Комната казалась ей совершенно незнакомой, заколдованной, как часто бывает в гостиничных номерах. Внизу фыркали и ревели, как звери, автомобили — это Лига друзей человека закончила свой банкет, у второго подъезда начинался разъезд гостей. Похолодало. Слегка вздрогнув, Грузинская вынырнула из круговорота образов и картин. «Пименов скажет, что я спятила. У него ведь недавно родилась идея поставить еще один балет мотыльков. А может, я и правда спятила?» Из мысленного бегства, длившегося не более минуты, она вернулась в свою постель, словно из долгого путешествия. Рядом лежал Гайгерн. Она даже удивилась, снова ощутив рядом его плечо, волосы, его руки и дыхание.
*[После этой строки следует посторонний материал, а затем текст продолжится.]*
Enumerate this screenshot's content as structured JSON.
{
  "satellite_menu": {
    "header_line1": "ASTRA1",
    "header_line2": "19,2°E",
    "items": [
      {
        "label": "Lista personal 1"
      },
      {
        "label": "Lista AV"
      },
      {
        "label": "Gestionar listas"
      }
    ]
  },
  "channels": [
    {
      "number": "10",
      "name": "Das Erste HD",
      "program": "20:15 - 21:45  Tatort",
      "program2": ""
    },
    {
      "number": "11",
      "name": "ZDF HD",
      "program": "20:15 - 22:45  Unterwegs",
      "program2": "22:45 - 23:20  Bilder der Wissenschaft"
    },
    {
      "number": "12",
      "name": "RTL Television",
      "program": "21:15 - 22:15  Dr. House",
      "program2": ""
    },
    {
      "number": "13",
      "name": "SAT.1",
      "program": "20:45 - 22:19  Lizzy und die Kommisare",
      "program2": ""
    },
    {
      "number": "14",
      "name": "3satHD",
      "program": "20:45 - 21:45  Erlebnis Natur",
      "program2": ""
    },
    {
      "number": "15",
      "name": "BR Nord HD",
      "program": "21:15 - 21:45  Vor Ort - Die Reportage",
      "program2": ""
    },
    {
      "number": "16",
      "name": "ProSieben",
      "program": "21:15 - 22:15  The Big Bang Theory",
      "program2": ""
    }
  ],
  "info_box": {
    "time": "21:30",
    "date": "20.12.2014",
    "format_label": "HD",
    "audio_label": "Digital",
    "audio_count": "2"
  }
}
— Что ты за человек? — спросила она в темноте и почти вплотную приблизилась к его лицу. Где-то глубоко-глубоко в душе она почувствовала в этот миг удивление: как случилось, что она так близка ему, этому далекому и чужому человеку? — Еще вчера я тебя не знала. Кто же ты? — спросила она, касаясь губами его губ. Гайгерн, уже засыпавший, обнял ее за плечи — спина у нее была как у его борзой Биш, дома, в Риде.
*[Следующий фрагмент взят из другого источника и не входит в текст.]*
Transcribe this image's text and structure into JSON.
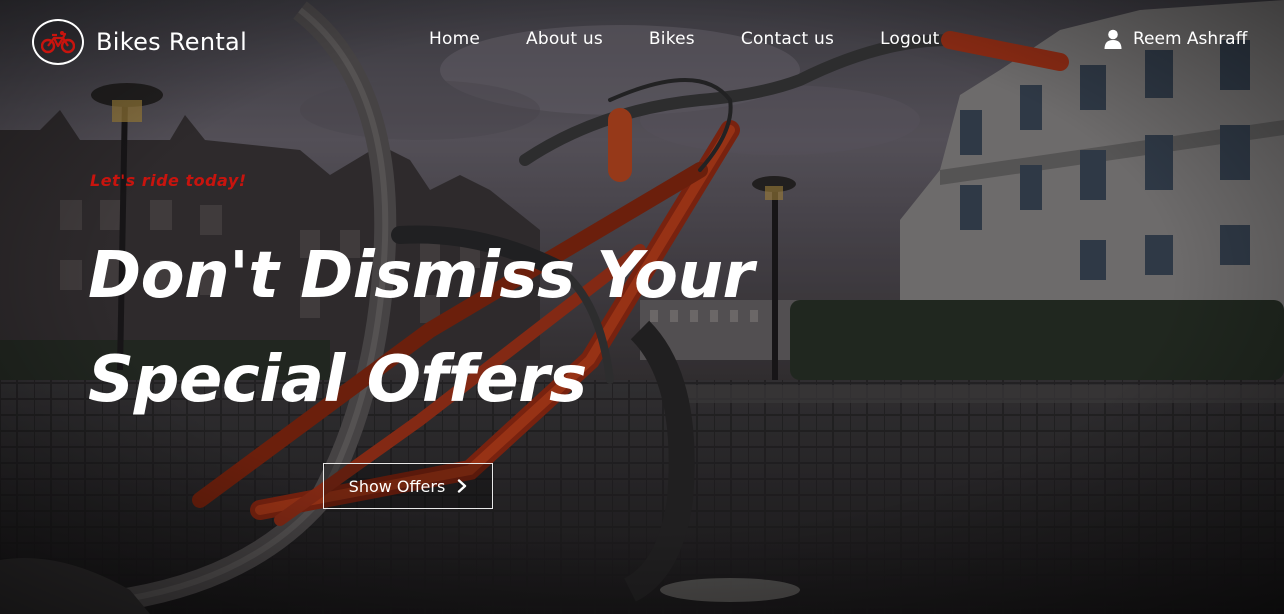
{
  "brand": {
    "name": "Bikes Rental",
    "logo_icon": "bicycle-icon",
    "accent_color": "#c8140e"
  },
  "nav": {
    "items": [
      {
        "label": "Home"
      },
      {
        "label": "About us"
      },
      {
        "label": "Bikes"
      },
      {
        "label": "Contact us"
      },
      {
        "label": "Logout"
      }
    ]
  },
  "user": {
    "name": "Reem Ashraff",
    "icon": "user-icon"
  },
  "hero": {
    "tagline": "Let's ride today!",
    "headline_line1": "Don't Dismiss Your",
    "headline_line2": "Special Offers",
    "cta_label": "Show Offers",
    "cta_icon": "chevron-right-icon",
    "background": "photo of a red bicycle on a cobblestone street at dusk"
  }
}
— Я? Обо мне нет смысла говорить. Блудный сын. Черная овца в добром стаде. Я проходимец и кончу на виселице.

— Да? — Она засмеялась хрипловатым грудным смехом.
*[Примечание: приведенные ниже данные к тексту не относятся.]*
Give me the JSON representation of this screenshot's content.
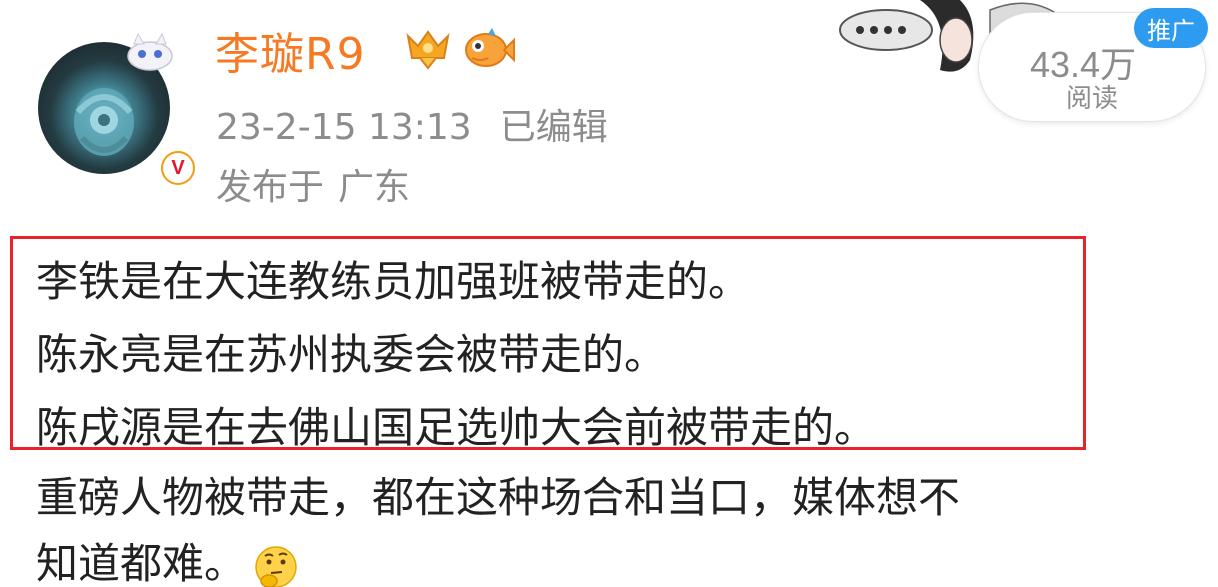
{
  "post": {
    "username": "李璇R9",
    "timestamp": "23-2-15 13:13",
    "edited_label": "已编辑",
    "published_prefix": "发布于",
    "location": "广东",
    "reads_count": "43.4万",
    "reads_label": "阅读",
    "promo_label": "推广",
    "highlighted_lines": [
      "李铁是在大连教练员加强班被带走的。",
      "陈永亮是在苏州执委会被带走的。",
      "陈戌源是在去佛山国足选帅大会前被带走的。"
    ],
    "body_lines": [
      "重磅人物被带走，都在这种场合和当口，媒体想不",
      "知道都难。"
    ]
  },
  "icons": {
    "verified": "verified-v-badge-icon",
    "crown": "crown-medal-icon",
    "fish": "fish-badge-icon",
    "emoji": "thinking-face-emoji"
  },
  "colors": {
    "username": "#f57a23",
    "meta_text": "#8c8c8c",
    "highlight_border": "#e8242a",
    "promo_bg": "#2d9cf0",
    "body_text": "#222222"
  }
}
— Да, — убежденно ответил Гайгерн. Шутки ради он начал говорить тоном кающегося грешника, как когда-то во времена ученья в монастырской школе, но среди теплого запаха тимьяна, окутавшего его в этой постели, ему действительно вдруг захотелось открыть душу и быть до конца искренним. — Я необузданная натура, я бесхарактерный и немыслимо любопытный. Я не умею соблюдать порядок и ни к чему серьезному не способен. Дома я научился ездить верхом да еще разыгрывать из себя важную персону. В монастыре научился молиться и лгать. На войне — стрелять и спасать свою шкуру. Больше я ничего не умею. Я цыган, бродяга, искатель приключений.

— Ты?.. А еще кто?

— Игрок. И мне ничего не стоит сжульничать в игре. Красть тоже случалось. Собственно говоря, странно, что меня до сих пор не посадили. А я мотаюсь по всему свету, чувствую себя превосходно и заглатываю все, что понравится. Бывает, и напиваюсь. И еще — я с самого рождения ненавижу работать.